Madame apretó los labios con resignación
—Bueno, no esperaba otra cosa: están fuera de nuestro alcance. Sólo habrá orden judicial cuando se inicie el proceso y si esto sale a la luz. Y la verdad es que no me atrevo a poner las manos en el fuego por nadie. Durante este tiempo que Marceau siguió los asesinatos de este animal, me desengañé de unos cuantos jueces.
 ¿Le había parecido a ella o la mención de los crímenes y de Marceau habían hecho que Dubois se quedara congelado durante un instante? Y a propósito, ¿dónde cuernos se metió Marceau?
 — Unos cuantos deben andar detrás de esta información— comentó Dubois a sus espaldas.
— No sé para que le serviría a nadie— intervino Witowlski —. Son cuentas con claves de identificación electrónica que conoce únicamente el titular. Cualquier intento de hackearlas hace saltar las firewalls del sistema, y el atacante queda señalado por un flag electrónico que permite rastrearlo por cualquier sistema de comunicación. Es algo así como un Echelon para bancos. Mejor que el Carnivore del FBI— al teniente le brillaban los ojitos de excitación—. El titular de una cuenta de éstas puede operarla desde cualquier parte del mundo...
 — ... incluso desde la cárcel — Michelon terminó la frase y Witowlski se quedó con la boca abierta.
— ¿Podríamos pinchar las llamadas que haga este tipo y tratar de rastrear las cuentas?— preguntó Dubois.
 — Imposible: la llamada se interrumpe. El sistema detecta la interferencia y anula la operación.
 Dubois apretó los labios hasta que se le pusieron blancos y después murmuró.
— No podemos hacer nada... Volvamos abajo o Lejeune comenzará a sospechar.
 — ¿A qué se refiere con que no podemos hacer nada?— Madame preguntó al capitán mientras bajaban. — Impedir que la Orden del Temple recupere el dinero que Ayrault les robó— Dubois la miró inexpresivo.
 — ¿Cómo lo sabe?
Dubois se encogió de hombros.
— Tengo la corazonada.

****

 Eran más de las ocho de la noche cuando Lejeune volvió a rondar el despacho de Ayrault. A esa hora, el personal de la Brigada Criminal había terminado la requisa precintando el edificio completo, y no quedaba un solo archivo electrónico o en papel que la Brigada no hubiera detectado y registrado.
Bien por Michelon, pensó con sombría alegría.

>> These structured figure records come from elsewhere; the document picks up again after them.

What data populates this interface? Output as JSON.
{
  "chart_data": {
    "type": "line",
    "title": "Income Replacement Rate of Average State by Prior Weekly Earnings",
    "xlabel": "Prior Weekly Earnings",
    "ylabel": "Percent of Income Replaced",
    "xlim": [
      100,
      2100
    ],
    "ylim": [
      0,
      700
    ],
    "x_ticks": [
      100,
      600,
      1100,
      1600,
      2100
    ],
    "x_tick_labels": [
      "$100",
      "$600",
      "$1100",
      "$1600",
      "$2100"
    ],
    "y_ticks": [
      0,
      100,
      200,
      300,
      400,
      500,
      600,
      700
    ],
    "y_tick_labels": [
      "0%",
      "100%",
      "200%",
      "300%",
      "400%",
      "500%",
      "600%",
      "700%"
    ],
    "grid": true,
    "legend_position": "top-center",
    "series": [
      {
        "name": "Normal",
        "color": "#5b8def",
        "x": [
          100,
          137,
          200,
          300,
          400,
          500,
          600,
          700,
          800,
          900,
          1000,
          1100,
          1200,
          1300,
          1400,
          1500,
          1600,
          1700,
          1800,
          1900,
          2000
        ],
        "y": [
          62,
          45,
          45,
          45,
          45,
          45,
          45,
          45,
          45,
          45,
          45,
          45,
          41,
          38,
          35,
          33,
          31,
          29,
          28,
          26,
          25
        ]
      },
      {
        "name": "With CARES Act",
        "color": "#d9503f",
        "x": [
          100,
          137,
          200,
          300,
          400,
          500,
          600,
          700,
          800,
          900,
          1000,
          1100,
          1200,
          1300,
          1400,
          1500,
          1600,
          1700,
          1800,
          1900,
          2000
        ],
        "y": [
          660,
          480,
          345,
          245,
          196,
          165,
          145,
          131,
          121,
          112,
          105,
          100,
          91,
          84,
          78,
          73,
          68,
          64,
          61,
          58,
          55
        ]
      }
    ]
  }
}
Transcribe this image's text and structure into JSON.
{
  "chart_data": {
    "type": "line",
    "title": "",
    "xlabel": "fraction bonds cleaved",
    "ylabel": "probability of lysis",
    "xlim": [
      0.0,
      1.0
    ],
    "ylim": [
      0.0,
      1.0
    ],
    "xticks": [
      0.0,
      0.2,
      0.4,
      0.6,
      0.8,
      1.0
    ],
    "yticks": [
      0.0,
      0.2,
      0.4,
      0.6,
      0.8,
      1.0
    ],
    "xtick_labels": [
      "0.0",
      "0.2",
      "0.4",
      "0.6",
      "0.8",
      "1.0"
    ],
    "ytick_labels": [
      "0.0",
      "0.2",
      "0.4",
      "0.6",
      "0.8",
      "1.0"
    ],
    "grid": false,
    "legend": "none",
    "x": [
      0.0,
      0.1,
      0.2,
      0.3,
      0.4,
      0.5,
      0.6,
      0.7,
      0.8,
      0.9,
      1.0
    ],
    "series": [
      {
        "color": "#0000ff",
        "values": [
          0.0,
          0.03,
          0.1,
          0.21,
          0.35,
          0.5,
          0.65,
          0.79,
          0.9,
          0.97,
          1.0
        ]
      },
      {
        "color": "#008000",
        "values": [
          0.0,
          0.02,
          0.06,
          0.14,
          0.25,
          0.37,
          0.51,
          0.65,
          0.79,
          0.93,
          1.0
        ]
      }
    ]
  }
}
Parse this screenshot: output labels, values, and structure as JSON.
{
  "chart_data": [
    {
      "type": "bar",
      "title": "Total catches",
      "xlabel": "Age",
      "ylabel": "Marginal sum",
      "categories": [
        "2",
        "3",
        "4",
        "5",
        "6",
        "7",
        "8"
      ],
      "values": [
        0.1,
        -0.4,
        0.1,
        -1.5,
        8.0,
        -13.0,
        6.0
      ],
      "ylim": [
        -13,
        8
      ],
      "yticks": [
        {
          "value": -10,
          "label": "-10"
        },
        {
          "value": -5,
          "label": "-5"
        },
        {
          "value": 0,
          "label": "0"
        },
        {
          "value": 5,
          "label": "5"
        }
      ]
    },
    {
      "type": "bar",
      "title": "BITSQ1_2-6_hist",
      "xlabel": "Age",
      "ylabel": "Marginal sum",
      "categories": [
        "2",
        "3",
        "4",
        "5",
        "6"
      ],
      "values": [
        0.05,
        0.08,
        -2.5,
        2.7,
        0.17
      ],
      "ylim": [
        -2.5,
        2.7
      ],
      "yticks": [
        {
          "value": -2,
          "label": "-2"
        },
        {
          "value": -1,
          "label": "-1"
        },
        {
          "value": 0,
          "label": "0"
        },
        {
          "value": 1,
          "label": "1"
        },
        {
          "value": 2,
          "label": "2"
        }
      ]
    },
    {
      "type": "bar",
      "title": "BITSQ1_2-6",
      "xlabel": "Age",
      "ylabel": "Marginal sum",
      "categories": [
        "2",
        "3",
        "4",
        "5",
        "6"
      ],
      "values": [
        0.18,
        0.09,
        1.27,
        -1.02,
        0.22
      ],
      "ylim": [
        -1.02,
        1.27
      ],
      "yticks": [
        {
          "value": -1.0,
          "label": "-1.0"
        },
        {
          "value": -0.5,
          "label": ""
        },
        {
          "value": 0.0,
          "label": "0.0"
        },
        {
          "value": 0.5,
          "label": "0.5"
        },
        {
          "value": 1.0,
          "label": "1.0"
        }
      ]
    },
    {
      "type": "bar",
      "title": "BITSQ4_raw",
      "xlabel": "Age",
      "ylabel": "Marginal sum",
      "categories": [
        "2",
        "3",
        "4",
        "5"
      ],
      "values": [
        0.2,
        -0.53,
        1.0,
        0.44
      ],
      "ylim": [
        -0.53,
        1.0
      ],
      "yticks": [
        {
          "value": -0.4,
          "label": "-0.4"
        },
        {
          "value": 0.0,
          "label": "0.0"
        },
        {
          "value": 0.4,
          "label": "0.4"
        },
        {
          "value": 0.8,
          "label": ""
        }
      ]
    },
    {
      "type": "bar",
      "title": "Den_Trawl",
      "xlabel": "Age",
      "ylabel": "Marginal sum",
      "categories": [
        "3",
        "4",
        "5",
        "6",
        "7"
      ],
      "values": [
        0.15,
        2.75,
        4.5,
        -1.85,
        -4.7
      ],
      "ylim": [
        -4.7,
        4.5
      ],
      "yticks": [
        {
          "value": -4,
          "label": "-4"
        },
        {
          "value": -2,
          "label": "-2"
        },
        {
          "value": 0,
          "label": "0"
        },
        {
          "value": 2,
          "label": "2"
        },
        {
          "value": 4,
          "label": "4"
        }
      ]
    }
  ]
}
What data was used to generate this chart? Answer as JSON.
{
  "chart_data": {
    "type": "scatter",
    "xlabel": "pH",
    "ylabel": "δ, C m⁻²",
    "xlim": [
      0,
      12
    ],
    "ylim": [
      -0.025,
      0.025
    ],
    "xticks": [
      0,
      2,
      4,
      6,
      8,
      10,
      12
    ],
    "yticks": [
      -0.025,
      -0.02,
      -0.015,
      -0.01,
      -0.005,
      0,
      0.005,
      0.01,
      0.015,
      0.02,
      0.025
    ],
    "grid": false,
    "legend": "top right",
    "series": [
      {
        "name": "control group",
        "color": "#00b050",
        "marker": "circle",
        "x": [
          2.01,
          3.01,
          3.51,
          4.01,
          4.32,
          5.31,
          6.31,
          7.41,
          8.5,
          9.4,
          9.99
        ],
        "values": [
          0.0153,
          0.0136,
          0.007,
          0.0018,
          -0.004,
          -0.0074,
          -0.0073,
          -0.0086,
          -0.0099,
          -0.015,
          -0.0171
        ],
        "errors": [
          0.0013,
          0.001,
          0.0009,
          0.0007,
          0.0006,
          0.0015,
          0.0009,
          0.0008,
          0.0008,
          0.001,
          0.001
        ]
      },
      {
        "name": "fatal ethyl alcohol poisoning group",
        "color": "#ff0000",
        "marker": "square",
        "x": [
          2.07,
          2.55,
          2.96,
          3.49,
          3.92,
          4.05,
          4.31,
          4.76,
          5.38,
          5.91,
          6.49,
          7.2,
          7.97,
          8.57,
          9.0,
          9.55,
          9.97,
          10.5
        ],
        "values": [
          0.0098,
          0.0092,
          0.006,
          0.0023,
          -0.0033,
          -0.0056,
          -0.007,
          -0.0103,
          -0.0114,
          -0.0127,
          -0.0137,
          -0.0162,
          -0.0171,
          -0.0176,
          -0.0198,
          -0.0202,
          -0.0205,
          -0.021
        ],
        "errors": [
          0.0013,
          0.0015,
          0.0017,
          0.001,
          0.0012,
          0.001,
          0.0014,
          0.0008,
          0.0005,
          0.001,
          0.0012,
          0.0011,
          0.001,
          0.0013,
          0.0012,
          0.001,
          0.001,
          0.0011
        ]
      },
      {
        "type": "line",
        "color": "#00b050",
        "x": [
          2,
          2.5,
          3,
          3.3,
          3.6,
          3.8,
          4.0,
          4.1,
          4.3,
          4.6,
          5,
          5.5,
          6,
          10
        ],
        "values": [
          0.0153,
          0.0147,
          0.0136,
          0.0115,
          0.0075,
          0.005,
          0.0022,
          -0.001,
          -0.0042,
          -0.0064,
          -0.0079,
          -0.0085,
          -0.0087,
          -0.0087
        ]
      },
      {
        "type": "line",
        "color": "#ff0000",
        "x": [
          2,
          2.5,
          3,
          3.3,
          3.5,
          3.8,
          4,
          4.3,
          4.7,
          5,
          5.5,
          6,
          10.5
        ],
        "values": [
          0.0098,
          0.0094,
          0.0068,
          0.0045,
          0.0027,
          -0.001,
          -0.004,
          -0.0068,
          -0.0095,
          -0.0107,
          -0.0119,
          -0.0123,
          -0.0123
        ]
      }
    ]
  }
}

Del sillón extrajo un transmisor inalámbrico miniaturizado y sintonizado con su sistema de audio, que personalmente había instalado durante las primeras horas del día, cruzando los dedos para que nadie lo sorprendiera en una situación cuanto menos sospechosa, porque, ¿qué tendría que hacer el director de RG, inspector general Patrice Lejeune, hurgando en el tapizado de un sillón giratorio? Se metió el mic en el bolsillo del saco y lo palmeó satisfecho.
Los hombres de la Brigada sí que eran eficientes: ese Witowlski valía su peso en oro.
 Ni hablar de Dubois: Michelon sabe elegir a su gente.
Hizo el llamado desde su auto.
— Habrá que hacerlo salir — concluyó y recibió autorización para proceder.
 Un elemento de la Orden que él no conocía tomaría contacto para organizar los movimientos. Le dieron el nombre, que no significaba nada para él: Gaetano Corrente. Con la satisfacción del deber cumplido, Lejeune puso el auto en marcha y se fue a casa.